意味のつながり

改行の多い文章とは、どういう表現に適しているのか。

なにが書きやすくて、なにが書きにくいのか。

三日ほどつづけてみた結果、少しずつ、答えが分かり始めている。

 

文章の改行を増やすこととは、ただ改行を増やすというだけのことではない。

改行が増えると余白の面積が増え、ぱっと見の印象が変わるという視覚的効果はあるけれど、そういうことを言いたいわけでもない。

文章が縦に伸びてスクロールの手間が増える、というのももちろん主題ではない。

それらはあくまで、改行を増やすという行為の当然の帰結だ。

単なる表面的な影響だ。

わたしが今日したいのは、改行を増やすという行為に付随して、文章の展開そのものがどう変化するのかという話である。

 

改行が多いとやりやすいことの筆頭は、きっと列挙だろう。

箇条書きを自然に組み込めるからだ。

これは持論だが、なにかを列挙するときに一番見やすい方法はおそらく箇条書きだ。

したがって、文中に列挙を挟みたければ、箇条書きにしてしまうのが一番いい。

しかしながら、文章全体はそうはいかない。

たいていの文体では、箇条書きは文章にそぐわない。

もっと言えば、ダサい。

局所的には箇条書きがよかったとして、それをなんの説明もなく挟み込んでは、情緒が台無しになってしまう。

けれど、もし文章全体が箇条書きのような構造をしていれば。

文ごとに改行を挟んでいれば。

箇条書きは、まわりの雰囲気と喧嘩することなく、自然に組み込まれるわけだ。

 

逆に。

複雑な論理の展開は、改行が多いとやりにくそうだ。

意味内容の切れ目をあらわすはずの改行という記号が、それ以外の用途に濫用されてしまっているのだから、分かりにくいったらありゃあしない。

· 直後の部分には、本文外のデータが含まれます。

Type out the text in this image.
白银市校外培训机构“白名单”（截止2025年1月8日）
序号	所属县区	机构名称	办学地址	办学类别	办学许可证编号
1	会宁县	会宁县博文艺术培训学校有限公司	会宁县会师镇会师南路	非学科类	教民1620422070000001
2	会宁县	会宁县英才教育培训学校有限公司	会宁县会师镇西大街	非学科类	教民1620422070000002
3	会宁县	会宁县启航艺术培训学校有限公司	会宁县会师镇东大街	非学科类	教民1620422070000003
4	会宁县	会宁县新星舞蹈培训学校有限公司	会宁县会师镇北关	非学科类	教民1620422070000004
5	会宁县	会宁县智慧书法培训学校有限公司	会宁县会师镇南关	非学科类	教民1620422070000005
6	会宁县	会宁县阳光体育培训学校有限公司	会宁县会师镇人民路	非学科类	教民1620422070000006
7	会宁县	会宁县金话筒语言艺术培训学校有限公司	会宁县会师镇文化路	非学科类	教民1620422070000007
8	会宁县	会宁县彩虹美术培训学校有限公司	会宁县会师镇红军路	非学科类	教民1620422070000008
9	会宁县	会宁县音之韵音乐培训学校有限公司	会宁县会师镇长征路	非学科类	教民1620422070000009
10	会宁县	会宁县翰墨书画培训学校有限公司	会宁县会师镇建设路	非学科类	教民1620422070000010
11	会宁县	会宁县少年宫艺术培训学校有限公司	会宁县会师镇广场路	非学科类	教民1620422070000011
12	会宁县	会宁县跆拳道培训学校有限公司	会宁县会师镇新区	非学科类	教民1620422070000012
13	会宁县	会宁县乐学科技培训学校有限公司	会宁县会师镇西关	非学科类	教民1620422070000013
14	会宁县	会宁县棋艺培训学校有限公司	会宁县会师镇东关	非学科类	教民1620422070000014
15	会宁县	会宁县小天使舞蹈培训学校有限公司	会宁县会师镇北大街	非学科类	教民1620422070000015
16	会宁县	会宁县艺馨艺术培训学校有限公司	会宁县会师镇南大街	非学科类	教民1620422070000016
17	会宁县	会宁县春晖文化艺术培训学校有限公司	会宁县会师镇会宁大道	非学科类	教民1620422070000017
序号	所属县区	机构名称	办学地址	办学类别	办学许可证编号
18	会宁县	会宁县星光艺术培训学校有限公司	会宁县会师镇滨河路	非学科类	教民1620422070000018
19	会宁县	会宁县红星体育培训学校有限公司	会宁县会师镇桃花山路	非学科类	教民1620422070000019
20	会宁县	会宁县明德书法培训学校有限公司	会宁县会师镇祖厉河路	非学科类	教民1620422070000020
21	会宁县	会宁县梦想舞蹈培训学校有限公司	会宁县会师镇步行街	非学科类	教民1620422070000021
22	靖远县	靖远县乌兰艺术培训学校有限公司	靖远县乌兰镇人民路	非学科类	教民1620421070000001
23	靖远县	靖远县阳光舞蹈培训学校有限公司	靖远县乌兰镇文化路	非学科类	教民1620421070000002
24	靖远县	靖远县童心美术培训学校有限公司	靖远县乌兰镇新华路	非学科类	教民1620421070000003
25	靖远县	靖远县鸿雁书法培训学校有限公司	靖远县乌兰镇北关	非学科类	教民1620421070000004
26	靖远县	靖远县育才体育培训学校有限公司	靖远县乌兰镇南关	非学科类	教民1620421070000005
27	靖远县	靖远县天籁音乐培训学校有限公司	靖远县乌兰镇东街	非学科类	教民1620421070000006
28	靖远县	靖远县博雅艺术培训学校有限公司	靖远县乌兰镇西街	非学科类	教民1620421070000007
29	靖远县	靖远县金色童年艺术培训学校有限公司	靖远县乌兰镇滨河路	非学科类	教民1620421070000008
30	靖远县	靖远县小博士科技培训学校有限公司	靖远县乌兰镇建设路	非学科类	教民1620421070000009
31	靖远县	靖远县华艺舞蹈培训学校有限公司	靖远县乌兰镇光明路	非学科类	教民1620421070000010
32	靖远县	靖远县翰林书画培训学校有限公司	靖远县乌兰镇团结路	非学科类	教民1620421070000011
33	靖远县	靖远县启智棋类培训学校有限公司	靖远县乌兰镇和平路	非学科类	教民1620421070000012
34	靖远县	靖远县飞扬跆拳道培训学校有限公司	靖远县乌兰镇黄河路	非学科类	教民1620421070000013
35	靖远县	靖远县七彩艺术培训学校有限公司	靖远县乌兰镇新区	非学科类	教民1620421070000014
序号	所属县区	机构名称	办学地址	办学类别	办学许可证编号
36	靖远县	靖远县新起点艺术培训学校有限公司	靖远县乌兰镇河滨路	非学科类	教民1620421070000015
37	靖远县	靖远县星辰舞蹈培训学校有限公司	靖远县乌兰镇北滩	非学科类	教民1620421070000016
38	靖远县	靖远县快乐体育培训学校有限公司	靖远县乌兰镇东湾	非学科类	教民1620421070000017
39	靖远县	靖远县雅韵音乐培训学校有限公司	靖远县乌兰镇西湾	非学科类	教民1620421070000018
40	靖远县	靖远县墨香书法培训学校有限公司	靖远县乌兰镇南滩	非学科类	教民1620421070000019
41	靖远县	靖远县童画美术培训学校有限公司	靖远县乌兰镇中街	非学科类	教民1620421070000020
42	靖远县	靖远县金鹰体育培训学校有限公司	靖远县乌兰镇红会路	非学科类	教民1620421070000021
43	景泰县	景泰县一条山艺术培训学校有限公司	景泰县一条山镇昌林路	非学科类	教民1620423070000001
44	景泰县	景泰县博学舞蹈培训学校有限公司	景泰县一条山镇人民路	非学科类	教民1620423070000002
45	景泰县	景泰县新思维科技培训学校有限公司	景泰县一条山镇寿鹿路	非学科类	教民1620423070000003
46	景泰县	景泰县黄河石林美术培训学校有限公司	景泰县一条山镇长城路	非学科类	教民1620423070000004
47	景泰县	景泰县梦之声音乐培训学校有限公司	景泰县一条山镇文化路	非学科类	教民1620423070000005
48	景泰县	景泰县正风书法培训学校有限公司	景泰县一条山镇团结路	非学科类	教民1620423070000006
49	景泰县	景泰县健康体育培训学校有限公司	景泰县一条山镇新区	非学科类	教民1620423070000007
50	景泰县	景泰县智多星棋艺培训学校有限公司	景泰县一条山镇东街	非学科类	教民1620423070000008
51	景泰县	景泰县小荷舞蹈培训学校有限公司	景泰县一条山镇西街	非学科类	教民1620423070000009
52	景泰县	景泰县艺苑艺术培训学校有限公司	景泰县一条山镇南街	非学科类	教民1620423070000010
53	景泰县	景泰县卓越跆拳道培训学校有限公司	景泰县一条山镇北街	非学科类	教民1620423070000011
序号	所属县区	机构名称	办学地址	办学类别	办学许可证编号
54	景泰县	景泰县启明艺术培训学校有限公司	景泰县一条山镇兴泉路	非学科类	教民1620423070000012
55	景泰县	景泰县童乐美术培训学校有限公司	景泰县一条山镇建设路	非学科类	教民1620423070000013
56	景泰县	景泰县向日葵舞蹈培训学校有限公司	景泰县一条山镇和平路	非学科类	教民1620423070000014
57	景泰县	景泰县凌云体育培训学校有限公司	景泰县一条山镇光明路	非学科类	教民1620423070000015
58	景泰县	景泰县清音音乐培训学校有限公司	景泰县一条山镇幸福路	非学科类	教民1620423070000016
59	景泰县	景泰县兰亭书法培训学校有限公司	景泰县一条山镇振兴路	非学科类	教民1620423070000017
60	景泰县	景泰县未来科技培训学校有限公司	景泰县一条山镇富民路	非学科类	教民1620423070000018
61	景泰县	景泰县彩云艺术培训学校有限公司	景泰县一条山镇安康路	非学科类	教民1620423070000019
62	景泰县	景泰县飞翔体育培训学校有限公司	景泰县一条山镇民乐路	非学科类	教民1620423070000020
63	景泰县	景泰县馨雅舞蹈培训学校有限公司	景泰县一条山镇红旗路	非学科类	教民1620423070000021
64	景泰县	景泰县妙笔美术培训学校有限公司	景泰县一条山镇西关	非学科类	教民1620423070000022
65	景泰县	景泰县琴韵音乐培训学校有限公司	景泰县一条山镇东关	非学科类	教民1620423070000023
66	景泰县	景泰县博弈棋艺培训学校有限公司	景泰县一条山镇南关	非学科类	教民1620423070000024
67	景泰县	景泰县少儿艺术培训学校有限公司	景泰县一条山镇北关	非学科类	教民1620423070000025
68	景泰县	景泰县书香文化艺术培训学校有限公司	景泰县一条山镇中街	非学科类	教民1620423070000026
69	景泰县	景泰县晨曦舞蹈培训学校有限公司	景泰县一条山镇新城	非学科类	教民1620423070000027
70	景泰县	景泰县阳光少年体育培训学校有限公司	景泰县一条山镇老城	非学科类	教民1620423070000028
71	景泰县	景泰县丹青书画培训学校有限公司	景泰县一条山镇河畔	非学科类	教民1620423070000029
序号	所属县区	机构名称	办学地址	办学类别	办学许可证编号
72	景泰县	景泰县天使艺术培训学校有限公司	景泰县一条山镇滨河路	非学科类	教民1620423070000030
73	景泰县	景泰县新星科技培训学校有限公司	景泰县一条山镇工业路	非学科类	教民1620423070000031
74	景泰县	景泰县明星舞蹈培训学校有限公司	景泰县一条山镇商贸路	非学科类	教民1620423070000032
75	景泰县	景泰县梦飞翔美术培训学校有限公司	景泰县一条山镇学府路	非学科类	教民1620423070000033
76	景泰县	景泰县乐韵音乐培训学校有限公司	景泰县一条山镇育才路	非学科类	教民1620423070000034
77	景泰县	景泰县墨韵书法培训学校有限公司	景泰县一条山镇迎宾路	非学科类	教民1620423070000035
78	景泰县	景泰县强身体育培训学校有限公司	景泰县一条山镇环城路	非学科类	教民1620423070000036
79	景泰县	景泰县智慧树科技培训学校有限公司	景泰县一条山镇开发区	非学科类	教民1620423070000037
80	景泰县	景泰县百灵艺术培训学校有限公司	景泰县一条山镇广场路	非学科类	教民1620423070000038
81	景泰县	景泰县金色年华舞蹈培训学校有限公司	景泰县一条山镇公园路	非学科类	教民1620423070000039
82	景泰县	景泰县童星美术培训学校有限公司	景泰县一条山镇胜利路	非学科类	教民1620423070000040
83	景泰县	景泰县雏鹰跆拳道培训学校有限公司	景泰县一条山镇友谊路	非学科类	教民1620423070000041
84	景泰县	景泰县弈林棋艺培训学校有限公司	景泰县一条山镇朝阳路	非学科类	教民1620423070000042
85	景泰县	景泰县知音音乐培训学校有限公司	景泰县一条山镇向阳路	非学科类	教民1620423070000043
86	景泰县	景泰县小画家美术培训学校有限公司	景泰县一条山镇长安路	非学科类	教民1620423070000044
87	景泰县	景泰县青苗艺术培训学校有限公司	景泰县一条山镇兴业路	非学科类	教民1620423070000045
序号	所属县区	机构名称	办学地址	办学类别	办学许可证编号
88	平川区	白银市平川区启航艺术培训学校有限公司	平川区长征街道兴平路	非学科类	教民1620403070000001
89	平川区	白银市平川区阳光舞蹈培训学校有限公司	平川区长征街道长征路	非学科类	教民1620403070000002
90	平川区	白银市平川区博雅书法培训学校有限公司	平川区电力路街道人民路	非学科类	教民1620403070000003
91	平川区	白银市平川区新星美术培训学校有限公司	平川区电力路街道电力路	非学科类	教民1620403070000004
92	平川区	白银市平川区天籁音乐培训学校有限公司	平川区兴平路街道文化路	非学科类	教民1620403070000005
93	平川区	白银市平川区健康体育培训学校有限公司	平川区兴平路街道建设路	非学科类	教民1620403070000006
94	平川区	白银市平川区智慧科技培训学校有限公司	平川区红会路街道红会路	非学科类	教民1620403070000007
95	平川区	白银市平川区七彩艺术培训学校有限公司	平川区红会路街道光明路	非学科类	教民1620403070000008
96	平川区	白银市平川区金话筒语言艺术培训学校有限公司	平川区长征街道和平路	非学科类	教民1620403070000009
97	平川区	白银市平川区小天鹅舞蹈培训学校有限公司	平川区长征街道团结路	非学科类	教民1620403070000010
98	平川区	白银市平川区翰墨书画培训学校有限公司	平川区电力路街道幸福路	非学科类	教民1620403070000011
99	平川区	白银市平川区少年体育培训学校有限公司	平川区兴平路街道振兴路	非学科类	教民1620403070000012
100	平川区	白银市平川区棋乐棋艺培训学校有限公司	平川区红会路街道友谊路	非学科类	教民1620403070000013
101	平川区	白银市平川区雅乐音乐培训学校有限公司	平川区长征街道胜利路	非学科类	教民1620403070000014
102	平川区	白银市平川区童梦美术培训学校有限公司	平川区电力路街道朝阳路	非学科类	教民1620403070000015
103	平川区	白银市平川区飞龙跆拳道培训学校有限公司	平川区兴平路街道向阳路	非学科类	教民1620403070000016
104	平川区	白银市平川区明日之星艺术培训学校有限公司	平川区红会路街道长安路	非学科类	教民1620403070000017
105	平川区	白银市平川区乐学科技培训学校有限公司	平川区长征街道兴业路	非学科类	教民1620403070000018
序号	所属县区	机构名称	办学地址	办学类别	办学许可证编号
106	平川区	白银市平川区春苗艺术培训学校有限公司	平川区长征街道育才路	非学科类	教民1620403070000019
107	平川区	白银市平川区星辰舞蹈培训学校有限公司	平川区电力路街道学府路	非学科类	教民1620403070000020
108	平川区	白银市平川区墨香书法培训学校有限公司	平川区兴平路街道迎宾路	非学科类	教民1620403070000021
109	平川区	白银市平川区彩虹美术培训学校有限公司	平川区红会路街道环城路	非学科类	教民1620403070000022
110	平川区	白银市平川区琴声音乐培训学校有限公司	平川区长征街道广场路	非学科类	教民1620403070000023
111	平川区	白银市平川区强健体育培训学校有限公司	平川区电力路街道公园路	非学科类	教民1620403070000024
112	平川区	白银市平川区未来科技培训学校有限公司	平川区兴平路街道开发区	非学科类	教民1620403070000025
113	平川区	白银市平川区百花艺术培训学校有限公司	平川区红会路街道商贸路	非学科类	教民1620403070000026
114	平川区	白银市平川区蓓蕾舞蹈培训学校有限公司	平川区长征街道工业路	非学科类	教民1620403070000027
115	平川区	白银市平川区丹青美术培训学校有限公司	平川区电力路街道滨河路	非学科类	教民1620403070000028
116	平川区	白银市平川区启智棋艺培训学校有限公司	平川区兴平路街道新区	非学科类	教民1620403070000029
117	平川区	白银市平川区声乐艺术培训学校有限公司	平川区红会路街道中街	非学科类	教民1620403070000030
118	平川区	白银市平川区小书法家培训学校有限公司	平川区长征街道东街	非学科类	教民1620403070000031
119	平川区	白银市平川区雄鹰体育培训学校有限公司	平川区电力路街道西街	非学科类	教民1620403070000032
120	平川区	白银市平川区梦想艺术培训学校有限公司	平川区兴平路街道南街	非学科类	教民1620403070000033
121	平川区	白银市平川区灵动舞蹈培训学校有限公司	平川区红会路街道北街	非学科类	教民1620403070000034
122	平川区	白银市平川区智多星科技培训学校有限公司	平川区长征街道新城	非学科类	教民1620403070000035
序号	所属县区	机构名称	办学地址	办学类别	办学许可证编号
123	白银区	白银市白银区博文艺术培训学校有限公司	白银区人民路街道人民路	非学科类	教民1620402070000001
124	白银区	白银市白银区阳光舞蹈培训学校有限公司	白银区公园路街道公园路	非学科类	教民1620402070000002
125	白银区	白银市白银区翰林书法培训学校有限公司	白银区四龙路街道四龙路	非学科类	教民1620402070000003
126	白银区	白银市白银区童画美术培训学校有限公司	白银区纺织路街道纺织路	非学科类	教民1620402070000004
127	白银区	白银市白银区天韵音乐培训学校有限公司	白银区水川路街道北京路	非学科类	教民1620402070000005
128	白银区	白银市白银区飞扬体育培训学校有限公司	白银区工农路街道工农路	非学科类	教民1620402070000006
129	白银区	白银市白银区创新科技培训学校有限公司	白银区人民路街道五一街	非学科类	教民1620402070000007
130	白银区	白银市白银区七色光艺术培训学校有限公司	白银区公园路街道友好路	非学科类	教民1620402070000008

それに、これは書き始めて初めて気づいたことなのだが。

改行が多いと、なんだか接続詞が使いにくいのである。

この現象の生じる正確な原因は分からないけれど、推測できることはある。

それについて語ってみることにしよう。

 

改行とは意味内容の切れ目であった。

言い換えれば、改行をはさんで連続するふたつの文は、改行なしに連続するふたつの文と比べて、意味的なつながりが薄い。

つながりが薄いのだから、当然、接続詞をはさむことが少なくなる。

さっき取り上げた、箇条書きなんかがいい例だ。

とにかく。

結果として、改行の頭に接続詞が来るということに、わたしはきっと違和感を抱く。

それがおそらく、改行で接続詞が使いにくいという感覚の原因だとわたしは思う。

 

改行という表現の制約を、どうやって使っていけばいいか。

今日の議論をまとめれば、単純な内容を淡々と続けるのに向いている、ということになる。

思えば、そんな傾向は小説にもある。

ロシア文学をはじめとして、思想の深い純文学には、文字がぎっしりと詰まっていることが多い。

逆にライトノベルなんかは、白い部分の面積がかなり大きい。

きっとその原因は、紙面を埋め尽くしたいかどうかという美的センスなどではなく。

意味上のつながりの複雑さが、改行の量を規定しているということだったのだろう。